Hannah Murray, the British actress who spent five seasons playing Gilly on Game of Thrones, has revealed she spent years inside a wellness cult that triggered a psychotic break, led to her being detained in a London hospital for 28 days, and ended her acting career. She is telling the story in a debut memoir, The Make-Believe: A Memoir of Magic and Madness, out June 23.
Murray’s path into the group began on the set of Kathryn Bigelow’s 2017 film Detroit, where she paid $150 for a session with a woman she calls Grace, an “energy healer.” That single appointment led to a class, and the class led deeper into the organisation. Murray described her own susceptibility with unusual candour: “I had no idea I was going to go through any of the things in the book. I would’ve assumed I couldn’t, that I was safe. I was well educated, from a middle-class family; everything should have been fine. I thought, ‘I’m smart. I make good choices.’ Well, I made terrible choices.”

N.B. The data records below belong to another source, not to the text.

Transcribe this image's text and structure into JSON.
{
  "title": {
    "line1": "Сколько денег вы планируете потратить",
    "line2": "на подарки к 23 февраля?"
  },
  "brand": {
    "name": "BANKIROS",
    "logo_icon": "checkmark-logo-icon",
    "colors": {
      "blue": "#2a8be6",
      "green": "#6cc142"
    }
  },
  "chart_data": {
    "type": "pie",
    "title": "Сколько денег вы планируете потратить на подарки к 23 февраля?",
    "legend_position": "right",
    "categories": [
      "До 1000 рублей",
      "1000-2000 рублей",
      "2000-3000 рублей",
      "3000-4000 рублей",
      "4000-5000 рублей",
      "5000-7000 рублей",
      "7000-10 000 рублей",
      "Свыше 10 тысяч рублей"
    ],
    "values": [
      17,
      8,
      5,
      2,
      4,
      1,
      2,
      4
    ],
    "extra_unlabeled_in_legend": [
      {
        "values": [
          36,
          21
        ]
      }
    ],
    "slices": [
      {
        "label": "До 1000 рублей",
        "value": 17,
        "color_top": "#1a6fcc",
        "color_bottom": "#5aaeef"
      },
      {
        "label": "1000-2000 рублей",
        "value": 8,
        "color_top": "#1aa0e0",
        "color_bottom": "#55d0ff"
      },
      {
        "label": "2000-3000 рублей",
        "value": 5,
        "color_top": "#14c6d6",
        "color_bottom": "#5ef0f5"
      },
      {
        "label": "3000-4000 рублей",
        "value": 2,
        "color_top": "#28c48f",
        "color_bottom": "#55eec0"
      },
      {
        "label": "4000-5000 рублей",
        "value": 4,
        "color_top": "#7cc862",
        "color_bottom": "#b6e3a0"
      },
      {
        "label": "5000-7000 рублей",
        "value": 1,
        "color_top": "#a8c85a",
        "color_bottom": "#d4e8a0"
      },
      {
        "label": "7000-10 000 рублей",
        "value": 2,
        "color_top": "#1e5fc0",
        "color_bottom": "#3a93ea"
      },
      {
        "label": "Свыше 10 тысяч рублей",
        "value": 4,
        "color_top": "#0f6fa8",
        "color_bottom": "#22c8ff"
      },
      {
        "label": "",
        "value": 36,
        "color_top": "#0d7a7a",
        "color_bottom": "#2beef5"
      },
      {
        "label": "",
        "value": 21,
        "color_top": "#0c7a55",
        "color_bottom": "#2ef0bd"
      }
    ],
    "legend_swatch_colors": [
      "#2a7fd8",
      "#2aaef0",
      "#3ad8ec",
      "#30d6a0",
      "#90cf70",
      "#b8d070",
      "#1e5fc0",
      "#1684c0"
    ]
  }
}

As she advanced through the group’s ranks, Murray discovered a pyramid structure with a single man, whom she identifies only as Steve, seated at its apex. “The pyramid was structured to exploit everyone who tried to climb it. Except for one person, one man, who sat at the very top,” she wrote. She describes Steve as radiating a kind of manufactured authority: “He exuded power in a way I had never known anyone to exude it. Magical power. I knew I was in the presence of a magician.”
Murray connects her vulnerability partly to growing up reading Harry Potter. “The most appealing thing was the idea that you might discover this whole magical world just under the surface of our world. As a kid, I desperately wanted that to be true,” she said. During her psychosis, she believed she had a destiny to save the world and that she could fly.
A five-day course at a London hotel ended in crisis. Someone called for help, and Murray was taken to Gordon Hospital in Bloomsbury, where she was held for 28 days under the Mental Health Act and later diagnosed with bipolar disorder.
She also frames the cult experience within the emotional mechanics of acting itself. “Being chosen for a role makes you feel incredibly special,” she said. “But it lasts only for that project. I was on this hamster wheel of, ‘Where’s the thing that’s going to make me feel special forever?'”
Murray, now 36, has retired from acting. She said the public conversation around mental health rarely reaches cases like hers. “I hear so much, ‘We need to talk more about mental health.’ What they mean is, like, anxiety and depression. But there’s such a taboo around the idea of people who are sectioned. They are beyond the pale.” She added: “Lots of people go through this. That doesn’t mean they are bad or f—ed up forever.”